Revenues for the period grew 85 percent to $321 million from last year’s $179 million.
“Our second quarter results showed that we can grow sustainably. We delivered strong revenue and GMV [gross merchandise value]growth, while improving our unit economics and strengthening our category leadership position across key segments in the region. Our deliveries segment continued to grow, despite tougher year-on-year comparisons and as dine-out trends moderated food delivery demand. Looking ahead, we are laser focused on accelerating our path to profitability. We will get there by doubling down on product innovation that increases user engagement and reduces our cost-to-serve and focusing on growing high quality transactions on our platform,” Anthony Tan, group CEO and co-founder of Grab, said.
“In the quarter, we took action to streamline our organizational cost structure. We optimized our fixed costs, shut unprofitable lines of business and continued to taper incentives as a percentage of GMV. As such, we are pulling forward our breakeven timelines for our core food and overall deliveries segment and narrowing our 2022 revenue guide to the upper end of our previously announced range. In the second half, we see slower GMV growth but an improvement in EBITDA [earnings before interest, depreciation and amortization] compared to the first half due to our cost measures and strategies for growing sustainably,” said Peter Oey CFO of Grab.
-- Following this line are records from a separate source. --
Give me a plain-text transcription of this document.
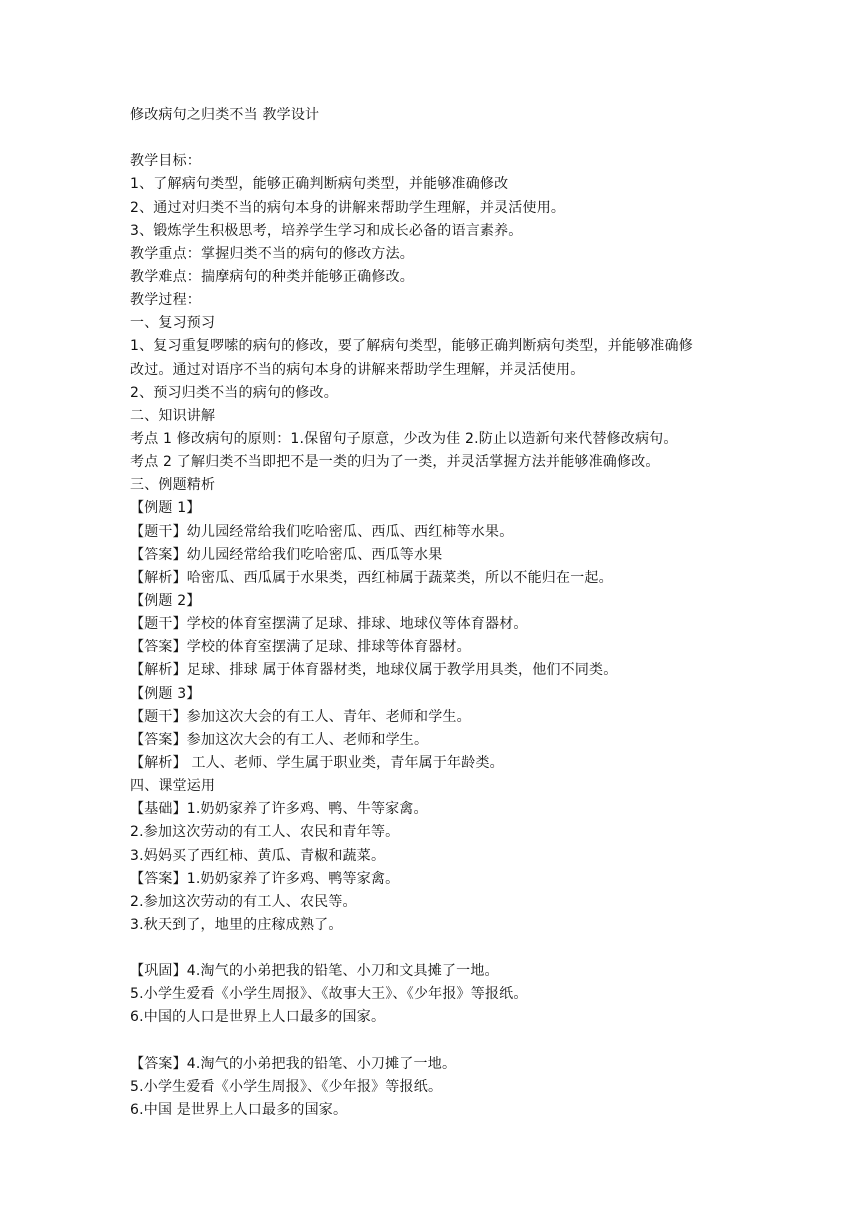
修改病句之归类不当 教学设计
教学目标：
1、了解病句类型，能够正确判断病句类型，并能够准确修改
2、通过对归类不当的病句本身的讲解来帮助学生理解，并灵活使用。
3、锻炼学生积极思考，培养学生学习和成长必备的语言素养。
教学重点：掌握归类不当的病句的修改方法。
教学难点：揣摩病句的种类并能够正确修改。
教学过程：
一、复习预习
1、复习重复啰嗦的病句的修改，要了解病句类型，能够正确判断病句类型，并能够准确修
改过。通过对语序不当的病句本身的讲解来帮助学生理解，并灵活使用。
2、预习归类不当的病句的修改。
二、知识讲解
考点 1 修改病句的原则：1.保留句子原意，少改为佳 2.防止以造新句来代替修改病句。
考点 2 了解归类不当即把不是一类的归为了一类，并灵活掌握方法并能够准确修改。
三、例题精析
【例题 1】
【题干】幼儿园经常给我们吃哈密瓜、西瓜、西红柿等水果。
【答案】幼儿园经常给我们吃哈密瓜、西瓜等水果
【解析】哈密瓜、西瓜属于水果类，西红柿属于蔬菜类，所以不能归在一起。
【例题 2】
【题干】学校的体育室摆满了足球、排球、地球仪等体育器材。
【答案】学校的体育室摆满了足球、排球等体育器材。
【解析】足球、排球 属于体育器材类，地球仪属于教学用具类，他们不同类。
【例题 3】
【题干】参加这次大会的有工人、青年、老师和学生。
【答案】参加这次大会的有工人、老师和学生。
【解析】 工人、老师、学生属于职业类，青年属于年龄类。
四、课堂运用
【基础】1.奶奶家养了许多鸡、鸭、牛等家禽。
2.参加这次劳动的有工人、农民和青年等。
3.妈妈买了西红柿、黄瓜、青椒和蔬菜。
【答案】1.奶奶家养了许多鸡、鸭等家禽。
2.参加这次劳动的有工人、农民等。
3.秋天到了，地里的庄稼成熟了。
【巩固】4.淘气的小弟把我的铅笔、小刀和文具摊了一地。
5.小学生爱看《小学生周报》、《故事大王》、《少年报》等报纸。
6.中国的人口是世界上人口最多的国家。
【答案】4.淘气的小弟把我的铅笔、小刀摊了一地。
5.小学生爱看《小学生周报》、《少年报》等报纸。
6.中国 是世界上人口最多的国家。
GMV grew 34 percent year-on-year on a constant currency basis to $5.05 billion from last year’s $3.87 billion on mobility segment recovery as countries reopened and international and domestic travel resumed.
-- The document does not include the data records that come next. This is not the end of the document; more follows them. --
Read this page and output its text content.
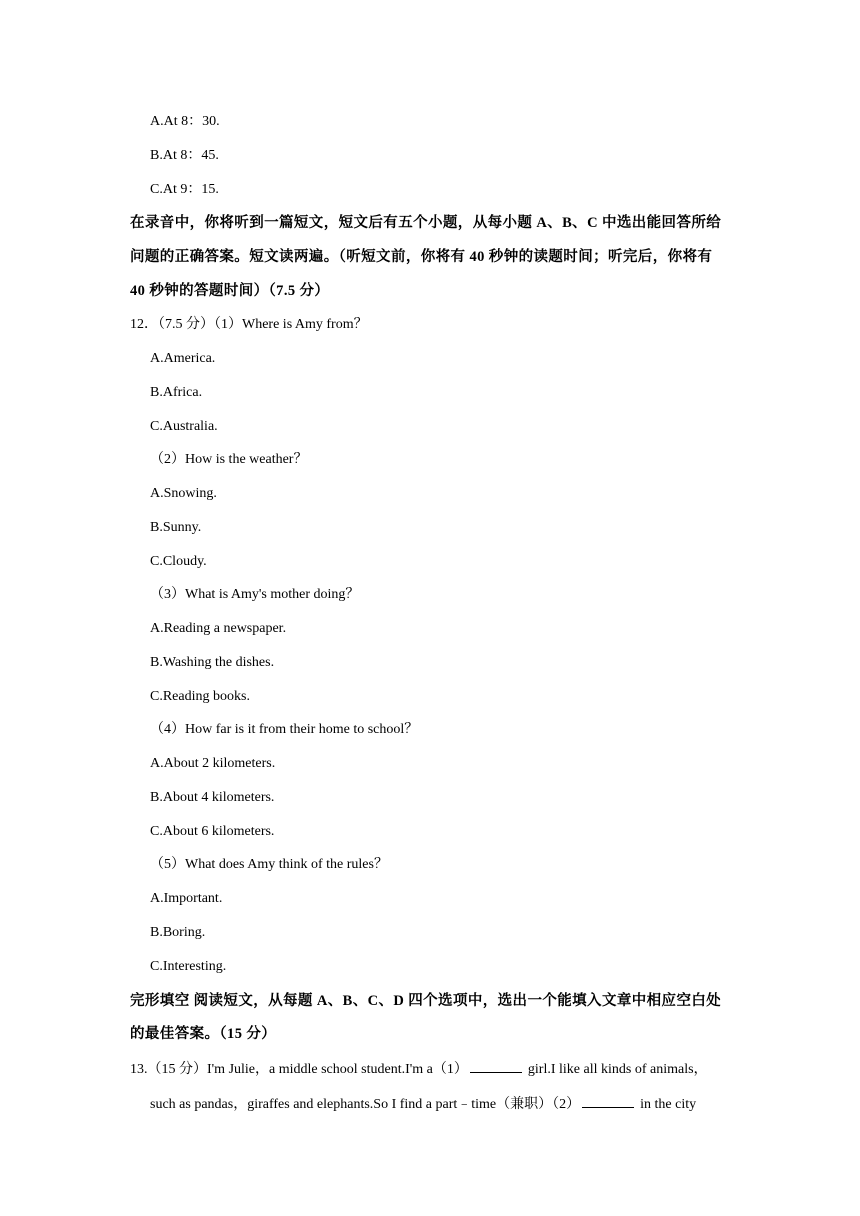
A.At 8：30.
B.At 8：45.
C.At 9：15.
在录音中，你将听到一篇短文，短文后有五个小题，从每小题 A、B、C 中选出能回答所给
问题的正确答案。短文读两遍。（听短文前，你将有 40 秒钟的读题时间；听完后，你将有
40 秒钟的答题时间）（7.5 分）
12．（7.5 分）（1）Where is Amy from？
A.America.
B.Africa.
C.Australia.
（2）How is the weather？
A.Snowing.
B.Sunny.
C.Cloudy.
（3）What is Amy's mother doing？
A.Reading a newspaper.
B.Washing the dishes.
C.Reading books.
（4）How far is it from their home to school？
A.About 2 kilometers.
B.About 4 kilometers.
C.About 6 kilometers.
（5）What does Amy think of the rules？
A.Important.
B.Boring.
C.Interesting.
完形填空 阅读短文，从每题 A、B、C、D 四个选项中，选出一个能填入文章中相应空白处
的最佳答案。（15 分）
13.（15 分）I'm Julie，a middle school student.I'm a（1）	girl.I like all kinds of animals，
such as pandas，giraffes and elephants.So I find a part﹣time（兼职）（2）	in the city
Engagement with users also improved in the quarter with monthly transacting users up 12 percent year-on-year to reach 32.6 million, driven by strong mobility segment MTU growth, while average spend per user, defined as GMV per MTU, rose 16 percent to $155.
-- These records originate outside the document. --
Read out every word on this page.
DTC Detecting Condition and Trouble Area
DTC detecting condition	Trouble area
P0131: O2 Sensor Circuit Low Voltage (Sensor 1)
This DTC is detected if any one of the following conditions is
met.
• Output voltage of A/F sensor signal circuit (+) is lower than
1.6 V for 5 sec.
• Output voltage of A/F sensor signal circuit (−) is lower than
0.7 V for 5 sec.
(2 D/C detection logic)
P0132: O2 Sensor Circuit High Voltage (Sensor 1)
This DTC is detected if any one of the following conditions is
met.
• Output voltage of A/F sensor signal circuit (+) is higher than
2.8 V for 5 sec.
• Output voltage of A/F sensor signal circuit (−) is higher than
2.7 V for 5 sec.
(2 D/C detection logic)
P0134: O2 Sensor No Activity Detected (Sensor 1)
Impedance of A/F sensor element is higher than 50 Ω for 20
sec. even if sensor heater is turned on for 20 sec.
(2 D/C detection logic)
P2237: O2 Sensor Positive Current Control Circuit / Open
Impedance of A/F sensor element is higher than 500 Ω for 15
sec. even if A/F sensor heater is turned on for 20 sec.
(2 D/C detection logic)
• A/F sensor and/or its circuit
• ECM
Cross-vertical penetration rates across the user base continues to improve, with 62 percent of MTUs using two or more offerings on the Grab platform in Q2 2022, higher than the 56 percent last year, the company said.
In the quarter, the company expanded a pilot subscription program GrabUnlimited, to more of markets. With GrabUnlimited, users pay a flat monthly fee to enjoy subscriber benefits and deals across our various services like mobility, food and parcel deliveries.
“We believe GrabUnlimited has the potential to strengthen our superapp ecosystem by improving engagement and stickiness with users and be a key differentiator for us from monoline food delivery or mobility companies,” the company said.
“We took action in the quarter to exit some lines of businesses that do not lead to long-term and sustainable growth. We will continue to optimize our cost structure in order to quicken our path to profitability,” it added.